Day four already?! Where does time fly?
By now you know that you should Be Intentional With the Process, Make Specific Goals, and Sort the Major Areas You Use FIRST. Today, we’re going to look at not getting distracted by the details. Which is hard. Really hard. I might be a big-picture thinker, but as a vintage-lovin’, artsy-fartsy, all-around creative kinda gal, the details are what bring things to life! So when I am organizing my house, I tend to latch onto my pretty mason jars and wonder what I can do with them, or I painstakingly arrange those socks in the drawer until they … are … just … right. Ahem. Like they’re gonna stay that way! But hey, they need to be perfect, right?
Wrong. Oh my goodness. Wrong.
If I waited for my entire home to be perfect before I felt like I had done what I had set out to do, down to eradicating the last dust bunny from under our entertainment system, I’d be waiting for the a loooonnng time to ever enjoy the sense of accomplishment that sorting those major areas first brings, meeting my specific goals to clean the house, and carefully approaching each task with intention and purpose.
So, while this post might piggy-back a little on yesterday’s post, it bears repeating …
Step 4: Don’t Get Distracted by Details
Yesterday I mentioned how my mom always chided me for focusing on a small task when my whole room was a disaster area and some quick picking up of laundry would make it look so much better. My alphabetizing my cassette tapes may have been a facetious comment (although as a former library worker, alphabetizing had been known to happen), but the moral of the story is still the same.
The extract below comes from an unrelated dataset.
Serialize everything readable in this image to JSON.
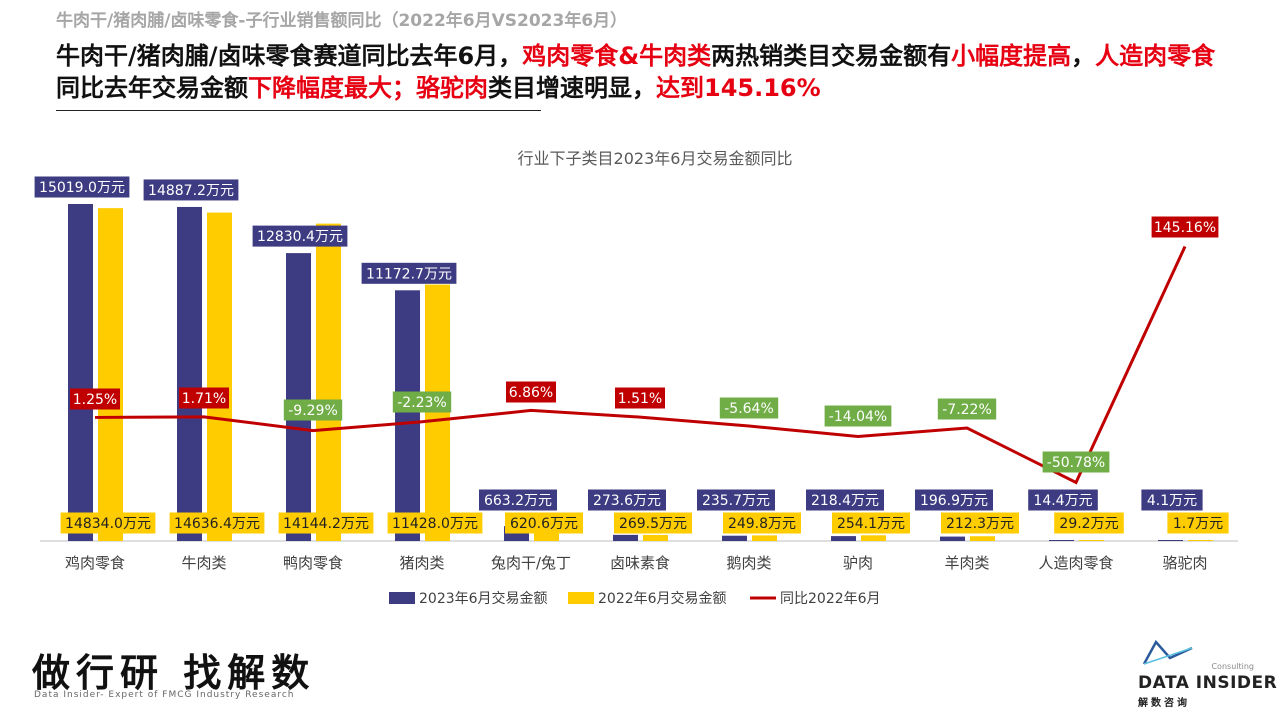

If your home is cluttered and unorganized, don’t fall into the temptation to focus on only the details. I’ve been so guilty of this. I can arrange my coffee table magazines to the absolute perfect angles (obsessive compulsive much?) while at the same time ignoring the pile of boxes people have given me for shipping from my Creative Salvage Etsy shop that need to be stored in the attic.
My theory why it is so easy for me to get lost in the details is because details are manageable. They are small. They can be accomplished in a short amount of time, so they can feel more rewarding. They also give one the sense of being in control, whereas if a home is overrun by “stuff” it is visually distracting and overwhelming to some.
Here are some helpful tips I’ve learned in my organizational journey:
- Be systematic. If you tend to get stuck focusing on one detail here and there, combat that by sticking to a plan such as cleaning and organizing from the front door to the hall and then the hall to the kitchen and the kitchen to the back door.
- Keep moving. Sort as you move from the front door to the back door, but also keep the momentum going by not sorting in a detailed way.
- Use the box method. Bring five boxes: Keep, Sell, Give Away, Throw Away, Decide Later. If the item is a no-brainer that you love and use, put it in the Keep box. If you don’t use it or want it and it is in good shape and valuable, put it in the Sell box. If it is in good shape but not particularly valuable, put it in the Give Away box. If it isn’t in good shape, you don’t want it, and probably nobody else would either, put it in the Throw Away box. If it is in good shape, but you’re not sure if you can part with it, don’t prolong the decision making and hinder your progress, put it in the Decide Later box. Go through your area quickly and thoroughly, but don’t spend too much time thinking about the items or you begin to focus on those little details again and your work will be hindered.
And then … reward yourself. Enjoy some details. I didn’t say ignore them. I said don’t get lost in them. When your living room or hall or bedroom has been organized on the macro level, go ahead and drill down to the micro level. Buy a fabulous sock drawer organizer if that’s your thing (although consider the perfectly imperfect solution of having a sock drawer where you can just toss your socks–as in, you might actually stick with the process–instead of rolling and displaying them like sock sushi.)
Whether you choose to reward yourself with a nice dinner out, a manicure, a movie, or even just enjoying focusing on the details for once like I just mentioned, the point is that you are providing positive reinforcement for sticking to the job at hand. You’ve just begun to reprogram the way your brain thinks about organizing. That’s an accomplishment! Soon you will begin to associate the big projects with a similar sense of pride, control, and accomplishment that the smaller details bring. Congratulations!